QSIPrep Optimal Compute Resources

Hi there! I’m using qsiprep to preprocess diffusion imaging and was wondering if other people figured out optimal combination of resources to run it efficiently, in particular in using cluster resources.

For example, for a SLURM job scheduler on shared cluster, I’ve been using scripts like:

#SBATCH --nodes=1          # I don't think QSIPrep can handle several compute nodes at the same time
#SBATCH --ntasks=12        # number of threads/cores to use
#SBATCH --mem=40G          # RAM required
#SBATCH --time=24:00:00    # time before job is killed (important for the queue system prioritization)

...
# QSIPrep call
singularity run --cleanenv \
    -B /path/to/derivatives:/derivatives:ro \
    -B /path/to/derivatives:/out \
    -B ${WORKDIR}:${WORKDIR} \
    -B /local/path/to/freesurfer/license.txt:/opt/freesurfer/license.txt \
    /path/to/qsiprep-0.20.0.sif \
    /derivatives/nii /out participant \
    --fs-license-file /opt/freesurfer/license.txt \
    --output-resolution ${RESOLUTION} \
    --work-dir ${WORKDIR} \
    --nthreads ${SLURM_NTASKS:-1} \
    -v -v

Sometimes it makes use of most of these threads, but at other times it doesn’t… (if I understand the log below correctly)

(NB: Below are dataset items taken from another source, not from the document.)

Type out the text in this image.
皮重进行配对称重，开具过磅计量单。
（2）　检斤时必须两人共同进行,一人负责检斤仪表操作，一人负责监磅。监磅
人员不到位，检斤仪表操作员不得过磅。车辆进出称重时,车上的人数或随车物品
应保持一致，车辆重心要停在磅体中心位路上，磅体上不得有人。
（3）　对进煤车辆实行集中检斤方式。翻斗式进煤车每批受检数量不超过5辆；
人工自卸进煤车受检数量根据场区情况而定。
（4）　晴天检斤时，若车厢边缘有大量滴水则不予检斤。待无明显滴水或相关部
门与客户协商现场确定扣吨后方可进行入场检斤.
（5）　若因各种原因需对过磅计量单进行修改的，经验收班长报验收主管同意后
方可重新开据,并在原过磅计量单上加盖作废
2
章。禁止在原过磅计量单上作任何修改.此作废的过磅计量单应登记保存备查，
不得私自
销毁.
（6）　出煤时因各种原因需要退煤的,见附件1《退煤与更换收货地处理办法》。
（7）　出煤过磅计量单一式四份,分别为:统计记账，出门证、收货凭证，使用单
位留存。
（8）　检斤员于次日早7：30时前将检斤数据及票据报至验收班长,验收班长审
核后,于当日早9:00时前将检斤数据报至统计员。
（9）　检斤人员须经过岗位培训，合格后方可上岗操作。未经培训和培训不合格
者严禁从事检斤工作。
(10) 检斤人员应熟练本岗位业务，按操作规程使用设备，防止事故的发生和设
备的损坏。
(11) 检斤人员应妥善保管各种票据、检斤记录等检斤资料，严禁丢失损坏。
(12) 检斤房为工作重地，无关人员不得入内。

240313-10:56:51,510 nipype.workflow INFO:
	 [MultiProc] Running 2 tasks, and 0 jobs ready. Free memory (GB): 226.14/226.54, Free processors: 10/12.
                     Currently running:
                       * qsiprep_wf.single_subject_test_wf.dwi_preproc_ses_03_acq_ABCDscannerCorrected_dir_AP_wf.pre_hmc_wf.merge_and_denoise_wf.dwi_denoise_ses_03_acq_ABCDscannerCorrected_dir_AP_dwi_wf.denoiser
                       * qsiprep_wf.single_subject_test_wf.anat_preproc_wf.output_grid_wf.deoblique_autobox
240313-11:51:07,545 nipype.interface INFO:
	 Generating denoising visual report

If submitting many jobs or if compute resources are scarce keeping nthreads low makes sense, but if a lot of resources are available or if we want to speed up a specific job, what’s the best way to leverage the resources?

Thanks!

2 Likes

Hi @pierre-nedelec and welcome to neurostars!

I think --cpus=12 would be more appropriate here? Maybe it doesn’t make a difference.

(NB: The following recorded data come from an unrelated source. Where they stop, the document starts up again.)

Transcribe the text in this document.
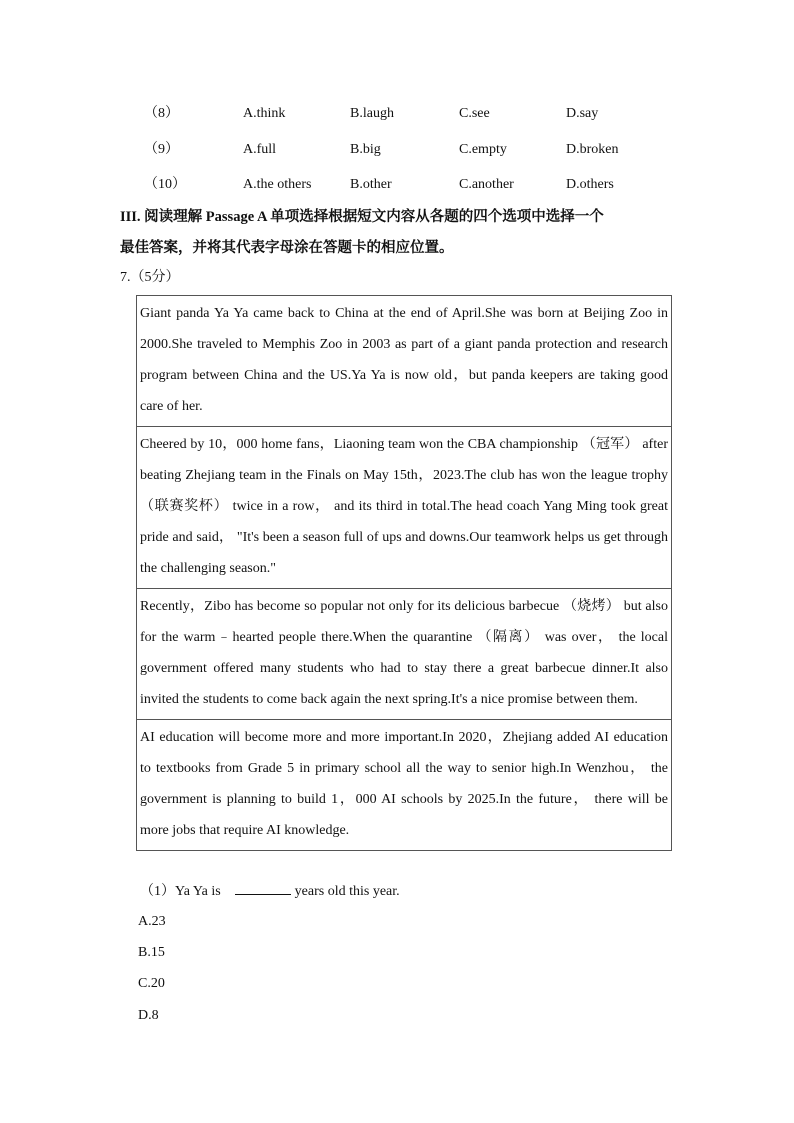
（8）	A.think	B.laugh	C.see	D.say
（9）	A.full	B.big	C.empty	D.broken
（10）	A.the others	B.other	C.another	D.others
III. 阅读理解 Passage A 单项选择根据短文内容从各题的四个选项中选择一个
最佳答案，并将其代表字母涂在答题卡的相应位置。
7.（5分）
Giant panda Ya Ya came back to China at the end of April.She was born at Beijing Zoo in 2000.She traveled to Memphis Zoo in 2003 as part of a giant panda protection and research program between China and the US.Ya Ya is now old，but panda keepers are taking good care of her.
Cheered by 10，000 home fans，Liaoning team won the CBA championship （冠军） after beating Zhejiang team in the Finals on May 15th，2023.The club has won the league trophy （联赛奖杯） twice in a row， and its third in total.The head coach Yang Ming took great pride and said， "It's been a season full of ups and downs.Our teamwork helps us get through the challenging season."
Recently，Zibo has become so popular not only for its delicious barbecue （烧烤） but also for the warm﹣hearted people there.When the quarantine （隔离） was over， the local government offered many students who had to stay there a great barbecue dinner.It also invited the students to come back again the next spring.It's a nice promise between them.
AI education will become more and more important.In 2020，Zhejiang added AI education to textbooks from Grade 5 in primary school all the way to senior high.In Wenzhou， the government is planning to build 1，000 AI schools by 2025.In the future， there will be more jobs that require AI knowledge.
（1）Ya Ya is	years old this year.
A.23
B.15
C.20
D.8
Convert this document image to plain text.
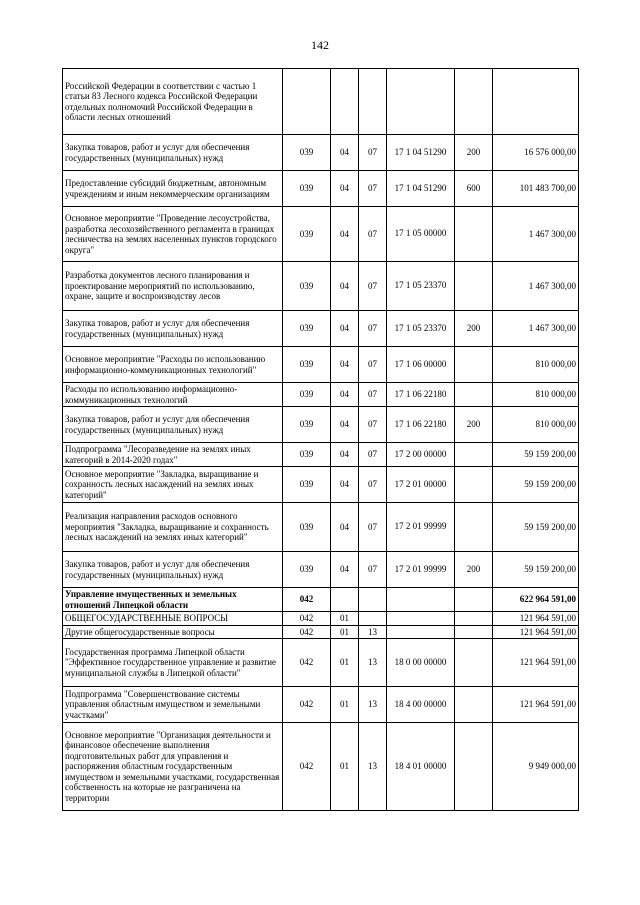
142
Российской Федерации в соответствии с частью 1 статьи 83 Лесного кодекса Российской Федерации отдельных полномочий Российской Федерации в области лесных отношений						
Закупка товаров, работ и услуг для обеспечения государственных (муниципальных) нужд	039	04	07	17 1 04 51290	200	16 576 000,00
Предоставление субсидий бюджетным, автономным учреждениям и иным некоммерческим организациям	039	04	07	17 1 04 51290	600	101 483 700,00
Основное мероприятие "Проведение лесоустройства, разработка лесохозяйственного регламента в границах лесничества на землях населенных пунктов городского округа"	039	04	07	17 1 05 00000		1 467 300,00
Разработка документов лесного планирования и проектирование мероприятий по использованию, охране, защите и воспроизводству лесов	039	04	07	17 1 05 23370		1 467 300,00
Закупка товаров, работ и услуг для обеспечения государственных (муниципальных) нужд	039	04	07	17 1 05 23370	200	1 467 300,00
Основное мероприятие "Расходы по использованию информационно-коммуникационных технологий"	039	04	07	17 1 06 00000		810 000,00
Расходы по использованию информационно-коммуникационных технологий	039	04	07	17 1 06 22180		810 000,00
Закупка товаров, работ и услуг для обеспечения государственных (муниципальных) нужд	039	04	07	17 1 06 22180	200	810 000,00
Подпрограмма "Лесоразведение на землях иных категорий в 2014-2020 годах"	039	04	07	17 2 00 00000		59 159 200,00
Основное мероприятие "Закладка, выращивание и сохранность лесных насаждений на землях иных категорий"	039	04	07	17 2 01 00000		59 159 200,00
Реализация направления расходов основного мероприятия "Закладка, выращивание и сохранность лесных насаждений на землях иных категорий"	039	04	07	17 2 01 99999		59 159 200,00
Закупка товаров, работ и услуг для обеспечения государственных (муниципальных) нужд	039	04	07	17 2 01 99999	200	59 159 200,00
Управление имущественных и земельных отношений Липецкой области	042					622 964 591,00
ОБЩЕГОСУДАРСТВЕННЫЕ ВОПРОСЫ	042	01				121 964 591,00
Другие общегосударственные вопросы	042	01	13			121 964 591,00
Государственная программа Липецкой области "Эффективное государственное управление и развитие муниципальной службы в Липецкой области"	042	01	13	18 0 00 00000		121 964 591,00
Подпрограмма "Совершенствование системы управления областным имуществом и земельными участками"	042	01	13	18 4 00 00000		121 964 591,00
Основное мероприятие "Организация деятельности и финансовое обеспечение выполнения подготовительных работ для управления и распоряжения областным государственным имуществом и земельными участками, государственная собственность на которые не разграничена на территории	042	01	13	18 4 01 00000		9 949 000,00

You should also specify memory in the qsiprep (e.g., --mem_mb 39500) command to doubly ensure qsiprep will not try to go above the SLURM-defined memory.

Some tasks are limited to only using low number of CPUs (either because they are simple and wouldn’t benefit from more or because otherwise they eat up too much memory). Besides these jobs, qsiprep should try to maximize the thread count to maximize efficiency.

BUT, for some computer reasons I do not fully understand, some jobs run better when there are 2^n cores (4, 8, 16). So, you can set --omp-nthreads 8 (for example) such that tasks with a lot of resources will get 8 regardless, even if more are available. This makes your resource intensive tasks at a 2^n value while leaving more resources for other tasks. I’ve not bench marked the performance, but empirically, it has helped me.

Best,
Steven

2 Likes